Che cos’è davvero uno spazio teatrale? La lunga stagione inaugurata dal Living nei primi anni ’60 ha disintegrato qualsiasi definizione univoca. Tutti gli spazi possono diventare teatrali, basta avere una storia da raccontare e un pubblico cui raccontarla. Per il suo spettacolo a Spoleto Giudizio. Possibilità. Essere tratto da Morte di Empedocle di Hölderlin, Romeno Castellucci ha scelto una palestra, una delle tante che hanno accompagnato la nostra vita scolastica, popolata di vecchi attrezzi e dalla manutenzione approssimativa. Niente a che vedere con il fitness o il tono muscolare. Una palestra, dunque, e uno spettacolo che diventa necessariamente un esercizio di ginnastica.
Fanciulle in un ginnasio
Un gruppo di fanciulle, dopo aver eseguito a mo’ di iniziazione il taglio della lingua, ripercorre il poema che l’autore tedesco aveva dedicato al filosofo greco Empedocle e alla leggenda che lo voleva morto tra gli dei nel cratere dell’Etna. Le fanciulle formalizzano con gesti e parole la loro appartenenza a un gruppo ristretto, forse un élite, forse un tiaso alla maniera greca, forse una setta non meglio identificabile. Quello che abbiamo davanti agli occhi è un ginnasio, dove il canone dell’equilibrio e della bellezza assumeva per i Greci condizione essenziale di vita.
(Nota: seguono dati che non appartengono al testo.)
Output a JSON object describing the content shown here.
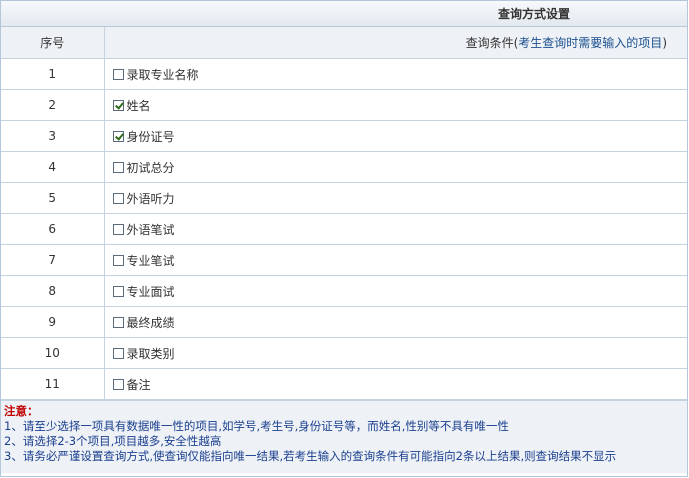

Le fanciulle recitano i versi di Hölderlin, assumono di volta in volta le parti di Crizia e di Ermocrate, di Pausania fedele discepolo e di Empedocle stesso, con una gestualità ieratica e perfettamente controllata. Mai, in nessun momento, le parole arrivano senza il gesto, senza un movimento che abbia il sapore della danza o della ricerca dell’equilibrio supremo. La purezza, questo sembra essere l’imperativo categorico che le accomuna, non può essere rintracciata nella quotidianità, ma in un mondo appartato e rarefatto.
Il rito della rinascita
Empedocle, ritenuto quasi un dio più che un filosofo, è salito sul vulcano e si appresta alla morte, gli Agrigentini lo raggiungono e con loro l’odioso Crizia, simbolo del cieco potere politico, ed Ermocrate, pallido rappresentante di quello religioso. Il filosofo compie il suo gesto, incurante di tutti, perché sa che in un’ottica di purezza estrema il morire equivale alla nascita. Il punto di fine non è che l’ultima tappa del punto di partenza.
Così, assistiamo, proprio nel finale, a uno dei momenti più poetici della messa in scena. Le fanciulle in scena formano un groviglio di corpi, da questo groviglio usciranno una alla volta con la testa e le braccia in avanti, come un nuotatore di dorso, come un essere umano che nasce. Ognuna di loro viene espulsa dal gruppo, che come ventre materno partorisce le sue figlie. Una volta a terra viene spogliata e nella sua assoluta nudità si avvia fuori dello spazio seguendo le accorate indicazioni delle altre. E a quel punto il meccanismo si ripete: un’altra fanciulla attraversa il groviglio di corpi e morendo rinasce. Un rito apriva lo spettacolo, il macabro taglio della lingua, un rito lo chiude. Ma quello finale è il rito della rinascita, la ripartenza nella morte. E di questo Empedocle, ci dice Hölderlin, era perfettamente consapevole.